In viaggio sul bus londinese

21 Giugno 2015

Ultimo giorno di scuola tra bobby e double decker

PESCARA. Un viaggio, seppur solo immaginario, fino a Londra, come simbolo del futuro che si apre. È stato questo l’intento della manifestazione che si è svolta l’ultimo giorno di scuola, per le quinte classi, la B e la C, del Piano T dell’istituto comprensivo numero 5. Con tanto di double decker, l’autobus per antonomasia della capitale inglese, rosso e a due piani.
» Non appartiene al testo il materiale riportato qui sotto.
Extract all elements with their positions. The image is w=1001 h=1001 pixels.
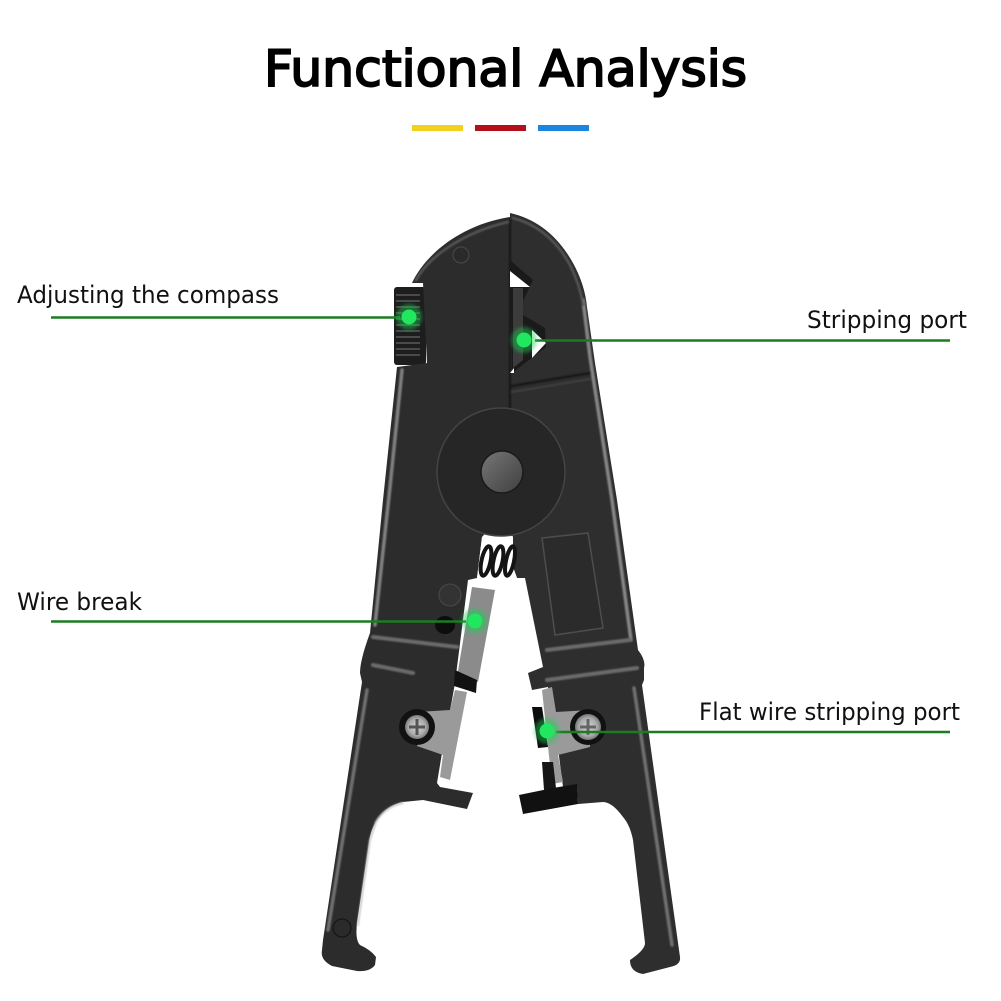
callout: stripping port: Stripping port [807, 306, 967, 334]
callout: adjusting the compass: Adjusting the compass [17, 281, 279, 309]
spring [478, 545, 517, 577]
callout: flat wire stripping port: Flat wire stripping port [699, 698, 960, 726]
wire break blade [417, 587, 495, 780]
pivot hub [437, 408, 565, 536]
callout: adjusting the compass [17, 281, 422, 330]
screws [399, 709, 606, 745]
callout: stripping port [511, 306, 967, 353]
moulded holes and window [333, 247, 603, 937]
wire stripper tool [322, 213, 680, 974]
handle rim highlights [328, 218, 672, 945]
callout: wire break [17, 588, 488, 634]
left handle [322, 217, 515, 971]
title: Functional Analysis [264, 40, 747, 98]
gap under hub [477, 537, 517, 578]
callout: flat wire stripping port [534, 698, 960, 744]
title colour bars [412, 125, 589, 131]
callout: wire break: Wire break [17, 588, 142, 616]
stripping port opening [510, 260, 546, 373]
right handle [495, 213, 680, 974]
flat wire stripping port [519, 687, 590, 814]
adjusting knob [394, 287, 426, 365]
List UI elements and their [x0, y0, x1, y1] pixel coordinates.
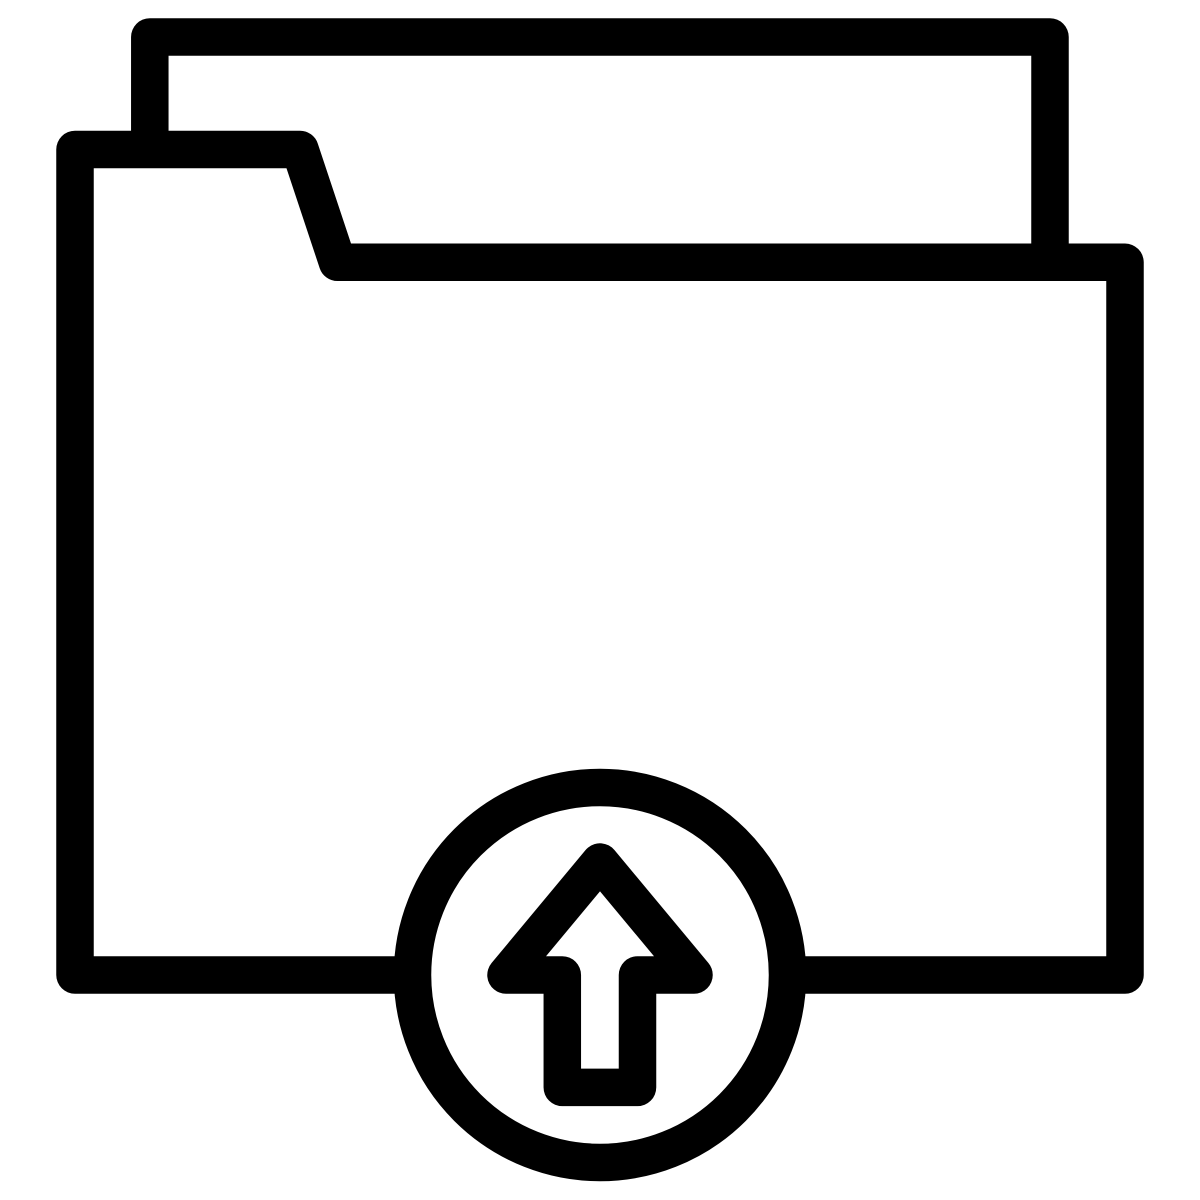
icon: upload arrow — [506, 862, 694, 1087]
icon: folder body — [75, 150, 1125, 975]
icon: upload circle — [412, 788, 788, 1162]
icon: back sheet of paper — [150, 37, 1050, 262]
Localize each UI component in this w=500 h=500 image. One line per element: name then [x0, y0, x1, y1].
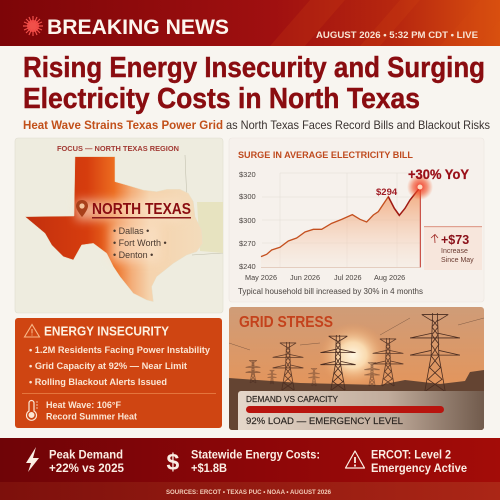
stat: peak demand: +22% vs 2025 — [49, 461, 124, 475]
stat: peak demand: Peak Demand — [49, 448, 123, 462]
stat: energy costs — [191, 448, 320, 475]
heat wave text: Heat Wave: 106°F — [46, 400, 121, 410]
sources line: SOURCES: ERCOT • TEXAS PUC • NOAA • AUGUST 2026 — [166, 490, 332, 496]
bullet list: • Rolling Blackout Alerts Issued — [29, 377, 167, 387]
heat wave text: Record Summer Heat — [46, 412, 137, 422]
peak glow marker — [407, 174, 433, 200]
icon: warning triangle — [24, 324, 40, 337]
panel: energy insecurity — [15, 318, 222, 428]
y axis labels: $240 — [239, 262, 256, 271]
label: North Texas: NORTH TEXAS — [92, 201, 191, 218]
stat: energy costs: Statewide Energy Costs: — [191, 448, 320, 462]
overlay: demand vs capacity: 92% LOAD — EMERGENCY LEVEL — [246, 416, 403, 426]
icon: thermometer — [26, 400, 38, 420]
chart caption: Typical household bill increased by 30% in 4 months — [238, 287, 423, 296]
overlay: demand vs capacity: DEMAND VS CAPACITY — [246, 395, 339, 404]
horizon treeline — [229, 370, 484, 430]
x axis labels: Aug 2026 — [374, 273, 405, 282]
x axis labels: Jun 2026 — [290, 273, 320, 282]
y axis labels: $300 — [239, 192, 256, 201]
city list — [113, 226, 167, 260]
city list: • Dallas • — [113, 226, 149, 236]
x axis labels: Jul 2026 — [334, 273, 362, 282]
callout: +$73 increase: +$73 — [441, 233, 469, 247]
subtitle — [23, 118, 490, 132]
callout: +30% YoY: +30% YoY — [408, 166, 470, 182]
heading: focus region: FOCUS — NORTH TEXAS REGION — [57, 144, 179, 153]
stat: ERCOT: ERCOT: Level 2 — [371, 448, 451, 462]
icon: lightning bolt — [26, 447, 39, 472]
grid lines — [262, 173, 420, 267]
label: $294: $294 — [376, 187, 398, 198]
stat: peak demand — [49, 448, 124, 475]
y axis labels: $320 — [239, 170, 256, 179]
heat wave text — [46, 400, 137, 422]
heading: energy insecurity: ENERGY INSECURITY — [44, 324, 170, 338]
y axis labels: $300 — [239, 216, 256, 225]
stat: ERCOT: Emergency Active — [371, 461, 467, 475]
header banner — [0, 0, 500, 46]
footer band — [0, 438, 500, 500]
stat: energy costs: +$1.8B — [191, 461, 227, 475]
highlight behind north texas label — [76, 200, 182, 262]
icon: warning triangle — [346, 451, 364, 468]
line chart — [261, 187, 420, 267]
stat: ERCOT — [371, 448, 467, 475]
heading: chart: SURGE IN AVERAGE ELECTRICITY BILL — [238, 150, 413, 160]
heading: grid stress: GRID STRESS — [239, 314, 333, 331]
title — [23, 52, 485, 115]
panel: electricity bill chart — [229, 138, 484, 302]
y axis labels: $270 — [239, 239, 256, 248]
x axis labels — [245, 273, 405, 282]
panel: Texas map — [15, 138, 223, 313]
bullet list — [29, 345, 211, 387]
y axis labels — [239, 170, 256, 271]
breaking news label: BREAKING NEWS — [47, 16, 229, 39]
bullet list: • Grid Capacity at 92% — Near Limit — [29, 361, 187, 371]
x axis labels: May 2026 — [245, 273, 277, 282]
callout: +$73 increase — [424, 226, 482, 270]
callout: +$73 increase: Since May — [441, 257, 474, 264]
title: Electricity Costs in North Texas — [23, 83, 420, 115]
overlay: demand vs capacity — [238, 391, 488, 433]
icon: dollar sign: $ — [166, 449, 180, 475]
date and time: AUGUST 2026 • 5:32 PM CDT • LIVE — [316, 30, 478, 41]
icon: breaking news burst — [23, 16, 43, 36]
panel: grid stress — [229, 307, 488, 433]
icon: location pin — [76, 200, 88, 217]
Texas shape — [25, 157, 203, 302]
callout: +$73 increase: Increase — [441, 248, 468, 255]
subtitle: Heat Wave Strains Texas Power Grid — [23, 118, 223, 132]
transmission towers — [229, 313, 484, 391]
city list: • Denton • — [113, 250, 153, 260]
bullet list: • 1.2M Residents Facing Power Instability — [29, 345, 211, 355]
city list: • Fort Worth • — [113, 238, 167, 248]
Un progetto ideato dall’associazione Viva la Solidarietà, presieduta da Tony Antonilli, fratello del compianto Paolo, ex giornalista del Centro. All’appuntamento hanno preso parte circa 65 alunni della scuola diretta da Francesca Cornelia Berardinelli, oltre a un ospite d’eccezione. L’”autista” del double decker (si fa per dire, in quanto, ha riferito Antonilli, il bus non si è messo neanche in moto ed è stato trainato per raggiungere via Carlo Alberto Dalla Chiesa, il luogo dove si è svolto l’evento), infatti, è stato Oliver Vincent, al secolo il cabarettista Vincenzo Olivieri, che ha «guidato» il mezzo, offerto da Vincenzo Gentile, titolare della Banca dell’usato di Montesilvano. «Sì», ha raccontato Antonilli. «Io ho interpretato il personaggio del poliziotto londinese», il “bobby”, «mentre Olivieri quello dell’autista».

Una rappresentazione, la quale, nella finzione, ha visto il "bobby" Antonilli multare l’autista Olivier.

«Gli alunni sono saliti sull’autobus», ha ricordato Antonilli, tra l’altro padre di due gemelli della quinta B, «e hanno anche mangiato dei dolci offerti da diverse aziende. Si sono proprio divertiti. Su tutto, però, voglio sottolineare un aspetto», ha concluso Antonilli. «Ossia, che le scuole funzionano».